Le Premier ministre Viktor Orbán était présent dans le débat pour plaider sa cause, mais a eu du mal à faire face à son bilan effroyable, comme le montre la résolution soigneusement rédigée, soutenue par le GUE / NGL. Ils vont des politiques racistes et xénophobes contre les réfugiés et les membres des minorités aux attaques contre les ONG et la presse libre.

La députée européenne Marie-Christine Vergiat (Front de Gauche, France) a défendu la résolution du Parlement européen, qui a subi une attaque féroce de la part des médias alliés à Orbán:

«Il est facile de calomnier cette résolution. J'invite ceux qui croient que la primauté du droit a sa place dans la démocratie à lire le rapport de Mme Sargentini. Il n'y a que des faits basés sur des rapports du Conseil de l'Europe et des Nations Unies. Il n'y a pas d'attaques contre le peuple hongrois ni contre la Hongrie.

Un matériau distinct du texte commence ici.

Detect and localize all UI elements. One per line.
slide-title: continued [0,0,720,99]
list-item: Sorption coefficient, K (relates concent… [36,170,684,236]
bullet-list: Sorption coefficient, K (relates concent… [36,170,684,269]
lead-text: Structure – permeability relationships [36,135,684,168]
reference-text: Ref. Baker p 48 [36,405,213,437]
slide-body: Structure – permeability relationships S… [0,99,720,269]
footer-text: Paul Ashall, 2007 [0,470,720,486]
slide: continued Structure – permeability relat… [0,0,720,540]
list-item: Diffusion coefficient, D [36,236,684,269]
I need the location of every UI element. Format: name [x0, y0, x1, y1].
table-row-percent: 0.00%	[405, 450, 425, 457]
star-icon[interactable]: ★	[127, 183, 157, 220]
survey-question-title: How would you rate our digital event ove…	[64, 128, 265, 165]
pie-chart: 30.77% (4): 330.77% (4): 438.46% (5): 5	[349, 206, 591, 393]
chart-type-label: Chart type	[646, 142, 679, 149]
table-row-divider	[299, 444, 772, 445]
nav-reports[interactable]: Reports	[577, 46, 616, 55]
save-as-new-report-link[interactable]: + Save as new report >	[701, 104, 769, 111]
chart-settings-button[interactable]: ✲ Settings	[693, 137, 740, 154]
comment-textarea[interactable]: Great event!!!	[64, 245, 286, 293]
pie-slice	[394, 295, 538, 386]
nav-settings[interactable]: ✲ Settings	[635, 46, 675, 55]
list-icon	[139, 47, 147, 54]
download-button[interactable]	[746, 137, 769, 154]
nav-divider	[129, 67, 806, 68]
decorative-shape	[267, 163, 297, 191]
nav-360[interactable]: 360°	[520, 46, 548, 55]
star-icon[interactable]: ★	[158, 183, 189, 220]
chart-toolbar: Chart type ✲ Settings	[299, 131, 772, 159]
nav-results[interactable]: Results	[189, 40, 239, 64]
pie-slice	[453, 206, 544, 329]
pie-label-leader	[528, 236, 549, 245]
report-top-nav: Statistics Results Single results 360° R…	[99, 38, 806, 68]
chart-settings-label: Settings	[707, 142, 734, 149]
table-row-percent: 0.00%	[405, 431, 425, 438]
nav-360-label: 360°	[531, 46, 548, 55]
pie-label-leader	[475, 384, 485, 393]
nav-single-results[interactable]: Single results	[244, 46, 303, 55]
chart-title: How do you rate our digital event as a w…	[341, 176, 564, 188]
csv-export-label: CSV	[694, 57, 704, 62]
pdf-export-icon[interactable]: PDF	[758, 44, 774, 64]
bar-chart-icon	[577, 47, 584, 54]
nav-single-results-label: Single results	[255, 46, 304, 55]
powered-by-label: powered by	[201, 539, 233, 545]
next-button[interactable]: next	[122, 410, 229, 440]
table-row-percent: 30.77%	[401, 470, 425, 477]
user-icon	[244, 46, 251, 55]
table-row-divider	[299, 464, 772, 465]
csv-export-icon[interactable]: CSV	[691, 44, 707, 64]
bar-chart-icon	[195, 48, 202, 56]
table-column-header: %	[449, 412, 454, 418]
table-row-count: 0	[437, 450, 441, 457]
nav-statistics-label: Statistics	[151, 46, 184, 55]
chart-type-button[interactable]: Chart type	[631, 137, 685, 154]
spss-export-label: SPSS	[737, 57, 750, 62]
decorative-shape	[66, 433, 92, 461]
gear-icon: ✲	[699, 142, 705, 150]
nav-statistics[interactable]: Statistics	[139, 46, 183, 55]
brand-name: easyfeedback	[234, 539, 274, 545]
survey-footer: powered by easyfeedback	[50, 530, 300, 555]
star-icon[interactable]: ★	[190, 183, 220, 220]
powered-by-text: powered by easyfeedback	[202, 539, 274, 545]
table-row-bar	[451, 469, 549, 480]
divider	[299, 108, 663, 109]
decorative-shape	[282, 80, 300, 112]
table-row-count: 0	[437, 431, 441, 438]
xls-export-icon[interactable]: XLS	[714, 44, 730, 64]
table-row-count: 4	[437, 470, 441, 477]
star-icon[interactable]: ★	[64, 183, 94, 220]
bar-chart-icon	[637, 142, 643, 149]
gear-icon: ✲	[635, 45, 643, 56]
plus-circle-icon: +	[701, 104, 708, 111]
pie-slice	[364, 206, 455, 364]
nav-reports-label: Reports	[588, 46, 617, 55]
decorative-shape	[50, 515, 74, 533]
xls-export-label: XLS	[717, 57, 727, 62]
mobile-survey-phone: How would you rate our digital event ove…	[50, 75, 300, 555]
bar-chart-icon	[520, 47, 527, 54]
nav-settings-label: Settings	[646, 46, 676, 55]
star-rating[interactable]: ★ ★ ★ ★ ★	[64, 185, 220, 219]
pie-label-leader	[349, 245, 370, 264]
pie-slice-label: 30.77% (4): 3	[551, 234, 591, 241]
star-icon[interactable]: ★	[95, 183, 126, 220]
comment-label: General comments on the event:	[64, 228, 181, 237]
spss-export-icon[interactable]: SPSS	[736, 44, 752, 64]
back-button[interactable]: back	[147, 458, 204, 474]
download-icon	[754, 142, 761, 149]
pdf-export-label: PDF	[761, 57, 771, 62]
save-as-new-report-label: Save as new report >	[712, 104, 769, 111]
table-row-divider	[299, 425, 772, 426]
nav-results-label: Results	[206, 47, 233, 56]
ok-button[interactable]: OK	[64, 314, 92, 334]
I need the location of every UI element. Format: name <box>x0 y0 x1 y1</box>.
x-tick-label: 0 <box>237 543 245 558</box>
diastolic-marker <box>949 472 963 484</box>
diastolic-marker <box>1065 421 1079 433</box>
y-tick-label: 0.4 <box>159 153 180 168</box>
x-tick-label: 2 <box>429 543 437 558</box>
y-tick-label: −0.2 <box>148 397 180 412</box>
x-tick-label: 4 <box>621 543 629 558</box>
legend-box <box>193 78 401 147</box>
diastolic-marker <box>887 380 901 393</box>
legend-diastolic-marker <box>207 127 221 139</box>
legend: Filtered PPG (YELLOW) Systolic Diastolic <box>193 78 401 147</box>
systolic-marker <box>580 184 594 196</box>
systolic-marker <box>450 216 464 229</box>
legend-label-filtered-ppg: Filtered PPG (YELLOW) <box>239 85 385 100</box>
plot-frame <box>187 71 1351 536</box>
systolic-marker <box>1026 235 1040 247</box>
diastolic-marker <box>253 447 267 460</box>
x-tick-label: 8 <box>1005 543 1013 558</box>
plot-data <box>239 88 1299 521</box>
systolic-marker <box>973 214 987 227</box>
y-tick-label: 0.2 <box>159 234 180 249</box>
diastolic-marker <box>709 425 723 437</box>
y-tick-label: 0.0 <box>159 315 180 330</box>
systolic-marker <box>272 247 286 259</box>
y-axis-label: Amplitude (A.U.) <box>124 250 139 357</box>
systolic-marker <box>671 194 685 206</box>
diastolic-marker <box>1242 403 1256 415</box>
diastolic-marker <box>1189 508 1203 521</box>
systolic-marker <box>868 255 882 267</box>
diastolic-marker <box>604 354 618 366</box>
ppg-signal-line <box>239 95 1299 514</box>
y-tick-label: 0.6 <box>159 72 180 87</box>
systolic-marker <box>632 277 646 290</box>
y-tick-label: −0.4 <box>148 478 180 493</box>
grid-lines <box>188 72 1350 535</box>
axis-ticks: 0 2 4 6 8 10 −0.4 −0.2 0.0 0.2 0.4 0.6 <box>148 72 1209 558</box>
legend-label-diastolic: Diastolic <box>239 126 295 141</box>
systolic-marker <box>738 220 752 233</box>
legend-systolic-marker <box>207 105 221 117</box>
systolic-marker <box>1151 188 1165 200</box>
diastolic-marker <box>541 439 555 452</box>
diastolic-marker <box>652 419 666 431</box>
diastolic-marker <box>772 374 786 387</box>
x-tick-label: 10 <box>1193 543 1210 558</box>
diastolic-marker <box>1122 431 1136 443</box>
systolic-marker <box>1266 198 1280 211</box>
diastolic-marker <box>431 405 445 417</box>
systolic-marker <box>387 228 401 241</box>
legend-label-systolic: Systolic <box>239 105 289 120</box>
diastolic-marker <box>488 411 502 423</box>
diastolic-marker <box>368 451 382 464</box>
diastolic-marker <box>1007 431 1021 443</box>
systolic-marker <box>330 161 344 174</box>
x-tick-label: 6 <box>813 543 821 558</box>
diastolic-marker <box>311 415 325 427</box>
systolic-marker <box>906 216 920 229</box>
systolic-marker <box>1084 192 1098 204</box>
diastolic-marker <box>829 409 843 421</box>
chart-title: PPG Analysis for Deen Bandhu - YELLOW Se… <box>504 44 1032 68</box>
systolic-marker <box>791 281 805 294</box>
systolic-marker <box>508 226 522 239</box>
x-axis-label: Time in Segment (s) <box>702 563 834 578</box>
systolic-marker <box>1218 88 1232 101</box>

«Nous appelons uniquement au respect des critères de Copenhague que le gouvernement hongrois a acceptés lors de son adhésion à l'UE, préparé par le gouvernement d'Orbán lorsqu'il était Premier ministre entre 1998 et 2002.»

«Mais à l'époque, il était libéral. Orbán dit maintenant que cette liberté n’est plus un élément central de l’organisation de l’État, qui devrait être réduite à une majorité politique qui impose ses choix. C'est ce qui se passe en Hongrie en matière de justice, de presse, d'éducation, d'asile et d'ONG. »

Vergiat a attaqué le concept dangereux de «démocratie illibérale» d’Orban, qui est un extrémisme d'extrême droite à peine voilé:

«C’est la liberté et la démocratie qui sont attaquées et ce n’est pas surprenant lorsque vous recherchez une alliance avec l’Italie Salvini. Vous représentez le pire du nationalisme, de la xénophobie et donc de l'extrême droite. »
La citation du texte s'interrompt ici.